Antara Sufi, Spiritualitas dan Neuroscience

 
Antara Sufi, Spiritualitas dan Neuroscience
Sumber Gambar: Pinterest, Ilustrasi: laduni.ID

Laduni.ID, Jakarta - Ada sebuah studi yang dipublikasikan pada 29 Mei 2018 di The Journal of Cerebral Cortex: Para ahli dari Yale University melakukan serangkaian riset untuk memahami bagian-bagian otak yang paling aktif saat seseorang mendapatkan pengalaman spiritual. Parietal cortex ternyata menjadi bagian yang paling aktif saat seseorang merasa sedang berinteraksi dengan sesuatu yang sangat besar di luar dirinya, atau yang maha kuasa atau paling menentukan hidupnya dan alam semesta, misalnya Tuhan.

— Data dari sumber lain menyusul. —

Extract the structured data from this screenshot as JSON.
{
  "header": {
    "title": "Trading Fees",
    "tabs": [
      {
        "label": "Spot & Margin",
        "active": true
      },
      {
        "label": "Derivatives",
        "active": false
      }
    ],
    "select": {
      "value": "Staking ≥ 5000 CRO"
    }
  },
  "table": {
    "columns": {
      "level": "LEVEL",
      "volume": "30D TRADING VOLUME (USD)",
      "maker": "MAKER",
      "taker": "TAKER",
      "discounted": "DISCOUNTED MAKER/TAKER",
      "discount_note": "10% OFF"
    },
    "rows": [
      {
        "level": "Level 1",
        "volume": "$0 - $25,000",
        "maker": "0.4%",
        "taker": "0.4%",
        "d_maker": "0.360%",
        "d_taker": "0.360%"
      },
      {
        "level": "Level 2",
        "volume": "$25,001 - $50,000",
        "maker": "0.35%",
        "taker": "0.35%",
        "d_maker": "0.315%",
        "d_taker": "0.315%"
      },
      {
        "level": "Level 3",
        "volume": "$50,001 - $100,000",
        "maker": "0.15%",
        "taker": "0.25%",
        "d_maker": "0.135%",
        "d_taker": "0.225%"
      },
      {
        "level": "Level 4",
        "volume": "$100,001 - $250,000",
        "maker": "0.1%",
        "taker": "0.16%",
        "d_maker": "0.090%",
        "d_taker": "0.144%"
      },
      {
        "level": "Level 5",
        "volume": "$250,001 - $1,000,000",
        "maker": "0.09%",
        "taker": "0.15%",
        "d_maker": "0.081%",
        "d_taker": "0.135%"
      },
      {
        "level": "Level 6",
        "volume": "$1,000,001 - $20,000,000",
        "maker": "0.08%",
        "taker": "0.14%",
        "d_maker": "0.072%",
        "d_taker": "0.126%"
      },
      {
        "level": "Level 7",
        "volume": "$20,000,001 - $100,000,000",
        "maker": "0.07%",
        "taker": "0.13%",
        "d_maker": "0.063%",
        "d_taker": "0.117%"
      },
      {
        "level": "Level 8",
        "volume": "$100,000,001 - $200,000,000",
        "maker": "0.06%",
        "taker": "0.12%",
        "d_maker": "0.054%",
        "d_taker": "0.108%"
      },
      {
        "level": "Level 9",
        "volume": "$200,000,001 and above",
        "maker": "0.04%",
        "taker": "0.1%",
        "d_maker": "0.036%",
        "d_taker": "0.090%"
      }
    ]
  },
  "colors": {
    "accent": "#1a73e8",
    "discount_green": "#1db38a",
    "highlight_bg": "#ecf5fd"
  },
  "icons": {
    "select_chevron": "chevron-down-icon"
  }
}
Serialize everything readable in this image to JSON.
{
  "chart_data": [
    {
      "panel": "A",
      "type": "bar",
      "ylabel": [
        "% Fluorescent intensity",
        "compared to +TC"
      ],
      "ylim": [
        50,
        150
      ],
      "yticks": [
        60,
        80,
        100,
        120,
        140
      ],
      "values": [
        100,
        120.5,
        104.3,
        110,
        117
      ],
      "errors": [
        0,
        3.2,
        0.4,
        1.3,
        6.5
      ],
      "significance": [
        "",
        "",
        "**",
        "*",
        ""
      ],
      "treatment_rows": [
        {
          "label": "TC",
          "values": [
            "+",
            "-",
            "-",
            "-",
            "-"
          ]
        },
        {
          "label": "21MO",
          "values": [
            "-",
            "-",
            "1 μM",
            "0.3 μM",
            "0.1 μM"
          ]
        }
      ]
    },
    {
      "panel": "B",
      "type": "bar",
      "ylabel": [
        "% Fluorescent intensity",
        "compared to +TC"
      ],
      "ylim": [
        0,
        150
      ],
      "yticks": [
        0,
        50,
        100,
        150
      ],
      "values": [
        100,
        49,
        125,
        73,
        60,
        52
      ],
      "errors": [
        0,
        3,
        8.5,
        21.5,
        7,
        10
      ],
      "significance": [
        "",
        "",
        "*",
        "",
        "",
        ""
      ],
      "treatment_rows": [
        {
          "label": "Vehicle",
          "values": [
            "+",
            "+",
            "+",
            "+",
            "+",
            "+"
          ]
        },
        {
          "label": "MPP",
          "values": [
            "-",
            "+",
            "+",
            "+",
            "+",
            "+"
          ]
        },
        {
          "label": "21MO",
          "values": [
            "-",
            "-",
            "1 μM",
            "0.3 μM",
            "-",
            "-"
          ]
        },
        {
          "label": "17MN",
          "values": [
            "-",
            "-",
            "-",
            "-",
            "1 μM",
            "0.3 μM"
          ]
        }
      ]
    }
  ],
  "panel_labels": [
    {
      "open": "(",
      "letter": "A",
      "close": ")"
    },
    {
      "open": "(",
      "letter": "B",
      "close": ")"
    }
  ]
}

Parietal cortex ini adalah bagian dari otak yang biasanya disebut menjadi aktif saat seseorang sedang berkonsentrasi, atau sedang sangat menyadari dirinya atau sekelilingnya. Biasanya aktivitas yang meningkat di parietal cortex ini terjadi saat seseorang berdoa atau melakukan meditasi, atau juga melakukan aktivitas semacam itu, termasuk dzikir, melantunkan ayat-ayat suci dan lagu atau bunyi-bunyian rohani.

Professor of psychiatry, Marc Potenza, dari Yale Child Study Center menyebut pengalaman spiritual adalah sesuatu yang penting untuk memberi pengaruh positif pada kehidupan seseorang. Sehingga memahami penjelasan sains mengenai apa yang terjadi di otak ini akan membantu kita untuk mampu memperbaiki kualitas pikiran kita, mental, perilaku atau hidup kita, terutama untuk menjadi manusia yang lebih baik atau tangguh dalam menghadapi berbagai tantangan hidup.p

Pengalaman spiritual ini ternyata bisa diperoleh dari aktivitas religius ataupun yang lainnya. Misalnya perasaan bersatu dengan alam bisa diperoleh saat dari berbagai macam aktivitas, seperti saat berolahraga di alam bebas dan aktivitas positif lainnya.

Dalam hal ini, Maulana Rumi tercatat melakukan tariannya yang terkenal saat menghasilkan puisi-puisinya yang indah dan memiliki kedalaman yang tiada terkira. Tarian Rumi masih dipraktikkan hingga sekarang. Sekelompok penari mulai dengan tarikan nafas yang dalam (semacam meditasi), lalu secara serempak melafadhkan Allah... Allah..., berkali-kali. Lalu muncul tabuhan gendang perlahan mengiringi tarian, berputar berlawanan dengan arah jarum jam. Kemudian kalimat La ilaha illallah diucapkan perlahan yang semakin lama semakin cepat dan keras. Para penari ini bisa melakukannya berjam-jam tanpa menyadari waktu yang berjalan.

Sebuah artikel di Newsweek mengenai mysticism menyebut proses tarian Rumi itu seperti ini: 

"These rites manage to tap into a precise brain mechanisms that tends to make believers interpret perceptions and feelings as evidence of God, or at least transcendence. Rituals also tend to focus on the mind, blocking out sensory perceptions including those that the orientation area uses to figure out the boundaries of the self."

"Berbagai ritus tersebut berhasil memanfaatkan mekanisme otak yang tepat yang cenderung membuat orang percaya dalam menafsirkan persepsi dan perasaan sebagai bukti adanya Tuhan, atau setidaknya mengalami transendensi. Ritual juga cenderung berfokus pada pikiran, menghalangi persepsi indra termasuk yang digunakan area orientasi untuk mengetahui batas-batas diri."

Semoga bermanfaat. []


Catatan: Tulisan ini telah terbit pada tanggal 02 Juni 2021. Tim Redaksi mengunggah ulang dengan melakukan penyuntingan dan penyelarasan bahasa.